PARIS – Em cerimônia na quarta-feira, o artista Jean-Michel Othoniel ingressou em uma das instituições culturais mais nobres do estado francês, a Académie des Beaux-Arts, e se tornou imortal.
“Imortais”, como são chamados os homenageados da academia, geralmente usam uma interpretação clássica do uniforme bordado verde exigido inicialmente por Napoleão. Othoniel se enfeitou com Dior.
Enquanto a cerimônia prosseguia sob a cúpula dourada do Instituto da frança, Othoniel brilhava como as esculturas de contas de vidro coloridas pelas quais é conhecido.

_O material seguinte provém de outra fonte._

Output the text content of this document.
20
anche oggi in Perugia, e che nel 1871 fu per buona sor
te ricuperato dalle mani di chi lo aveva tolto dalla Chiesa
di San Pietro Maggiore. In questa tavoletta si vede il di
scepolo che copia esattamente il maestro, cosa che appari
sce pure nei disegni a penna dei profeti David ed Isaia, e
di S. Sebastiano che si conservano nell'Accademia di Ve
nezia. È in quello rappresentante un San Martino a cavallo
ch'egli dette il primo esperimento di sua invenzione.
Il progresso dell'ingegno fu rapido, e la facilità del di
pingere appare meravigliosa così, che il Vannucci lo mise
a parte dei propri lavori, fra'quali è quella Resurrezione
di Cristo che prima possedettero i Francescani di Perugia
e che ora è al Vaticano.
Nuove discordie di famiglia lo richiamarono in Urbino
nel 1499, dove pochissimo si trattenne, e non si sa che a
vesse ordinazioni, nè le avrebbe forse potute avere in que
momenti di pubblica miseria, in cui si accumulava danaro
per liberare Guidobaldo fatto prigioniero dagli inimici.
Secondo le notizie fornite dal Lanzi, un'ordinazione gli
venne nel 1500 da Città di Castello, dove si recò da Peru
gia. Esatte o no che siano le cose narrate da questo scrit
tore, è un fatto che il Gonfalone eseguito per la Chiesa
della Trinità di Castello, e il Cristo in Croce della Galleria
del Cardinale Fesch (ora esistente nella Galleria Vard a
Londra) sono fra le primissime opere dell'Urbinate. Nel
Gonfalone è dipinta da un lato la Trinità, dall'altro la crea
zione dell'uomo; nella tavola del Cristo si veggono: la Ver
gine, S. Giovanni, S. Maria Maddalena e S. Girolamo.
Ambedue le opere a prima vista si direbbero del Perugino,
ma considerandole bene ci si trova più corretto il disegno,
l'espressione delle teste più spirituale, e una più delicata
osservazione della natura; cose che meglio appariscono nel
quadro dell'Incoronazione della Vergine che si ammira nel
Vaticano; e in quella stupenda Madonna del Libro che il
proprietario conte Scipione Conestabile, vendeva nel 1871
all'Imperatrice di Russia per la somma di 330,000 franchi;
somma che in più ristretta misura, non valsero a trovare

O artista fez um desenho original para os ramos de oliveira que tradicionalmente adornam o traje dos imortais. Uma equipe de artesãos da Dior bordou prodigamente os ramos, com fios de ouro brilhantes e seda verde, no peito, lapelas, punhos e cintura do fraque e calça preta de Othoniel, finalizando sua criação com minúsculas pérolas de vidro.
“É mais do que uma peça de roupa”, disse ele a seus companheiros imortais e convidados. “É uma escultura envolvente e protetora.”
Estes são dias inebriantes para o mestre manipulador de vidro, 57, que de repente se tornou famoso em 2000, quando transformou a entrada do metrô do Palais Royal em um dossel duplo de contas de vidro coloridas.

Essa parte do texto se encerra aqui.